13 Dec 2011 | 11:09 am | 2 min. read

Pinsent Masons, an international law firm which specialises in technology today announced the top five trends it believes will affect UK and global tech businesses in 2012.

“Against a backdrop of challenging market conditions technology businesses need to prepare themselves for an even more competitive year in 2012,” said Andrew Hornigold, head of technology sector, Pinsent Masons. “From our experience and understanding we predict that five key trends around intellectual property, convergence, skills, protecting personal data and incentivising the workforce should be at the forefront of every technology company’s thinking if they are to thrive in the New Year.”

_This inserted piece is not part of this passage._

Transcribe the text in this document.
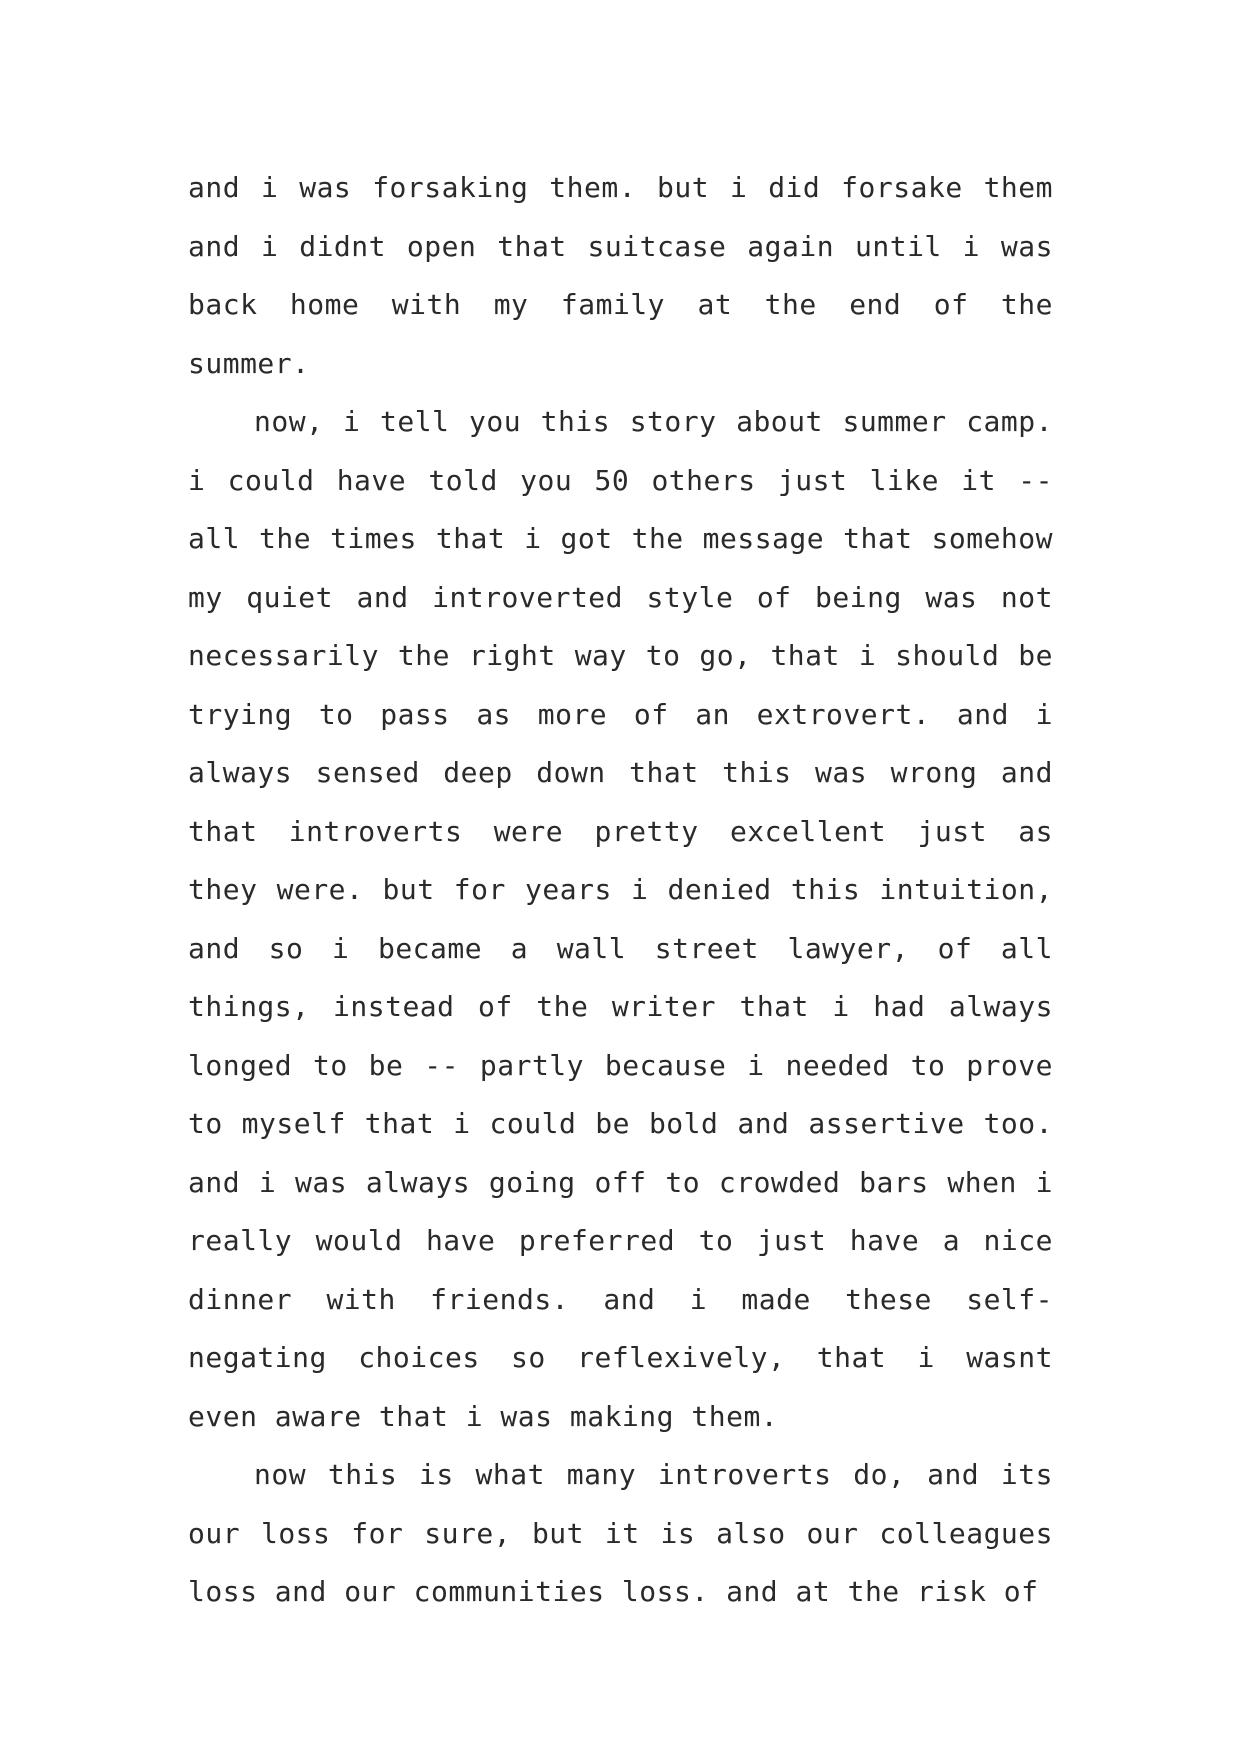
and i was forsaking them. but i did forsake them and i didnt open that suitcase again until i was back home with my family at the end of the summer.

now, i tell you this story about summer camp. i could have told you 50 others just like it -- all the times that i got the message that somehow my quiet and introverted style of being was not necessarily the right way to go, that i should be trying to pass as more of an extrovert. and i always sensed deep down that this was wrong and that introverts were pretty excellent just as they were. but for years i denied this intuition, and so i became a wall street lawyer, of all things, instead of the writer that i had always longed to be -- partly because i needed to prove to myself that i could be bold and assertive too. and i was always going off to crowded bars when i really would have preferred to just have a nice dinner with friends. and i made these self-negating choices so reflexively, that i wasnt even aware that i was making them.

now this is what many introverts do, and its our loss for sure, but it is also our colleagues loss and our communities loss. and at the risk of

The five trends highlighted by Pinsent Masons, a firm which works with leading technology businesses across the world and helps them prepare for the future through strategic business advice, are:

  1. Exploiting and protecting intellectual property
    Intellectual Property is at the heart of tech businesses remaining competitive and will increase in importance in 2012 in two areas – countering infringement issues and effectively exploiting IP. Given the increase in high profile legal cases alleging patent infringement and the growth of patent trolls focused on litigation, tech companies need to ensure that they have full and documented control over the intellectual property within their products and services across the world. With the valuation of IP being more closely linked to overall company worth than ever before, having processes to capture, manage and licence IP will also be vital to company growth and when involved in mergers and acquisitions.
  2. Convergence between technology sectors
    While convergence of voice, data and mobile has been happening for a while, we are now seeing a wider convergence of software, networks and the devices used to access information. Technologies such as Software as a Service (SaaS), the Cloud and the use of mobile devices such as smartphones and tablets in business radically change the licencing and business models of technology and telecoms companies as they aim to provide a complete solution on a ongoing basis to their customers. The forthcoming 4G mobile licence auction provides an opportunity for non-telco businesses to enter the market while convergence will drive M&A activity between hitherto separate sectors as companies aim to fill gaps in their wider portfolios.
  3. Securing skills in a competitive marketplace
    Innovation-based businesses in the UK rely on access to a skilled workforce, so securing the right staff and skills will be a major focus in 2012. There is still much debate about the potential mismatch between education and employer needs, particularly in the tech sector, which is leading to a skills gap that hits UK competitiveness. How this is addressed, both in the short term and longer term by curriculum reform will be key discussions in 2012. Additionally changes to the visa system for employing non-EEA workers in the UK will potentially have a major impact on innovation-based businesses, mitigating against being able to bring in as many researchers or developers as before. Companies need to look at how to tackle this ‘innovation gap’ either through increased training of UK staff or investment in R&D centres outside the UK.
  4. Increased focus on protecting personal data
    With social networks now part of the mainstream, 2012 will see an increased consumer focus on privacy and protecting their personal data. With the Information Commissioner’s Office (ICO) now armed with greater powers to punish those who infringe the Data Protection Act, technology businesses need to be alert and take their responsibilities seriously when storing, using and securing personal data to avoid a public backlash and potential legal sanctions.
  5. Incentivising the workforce
    Traditionally technology businesses recruited and incentivised staff based on a combination of salary, bonuses and stock options. Low equity prices mean many stock option schemes are currently essentially worthless, with share values below the levels of staff options. Consequently rather than being a spur to achieve targets, they are acting as a disincentive. Companies need to look at restructuring incentive schemes so that they regain their place as a staff motivator, particularly if investors are looking to realise value through an exit.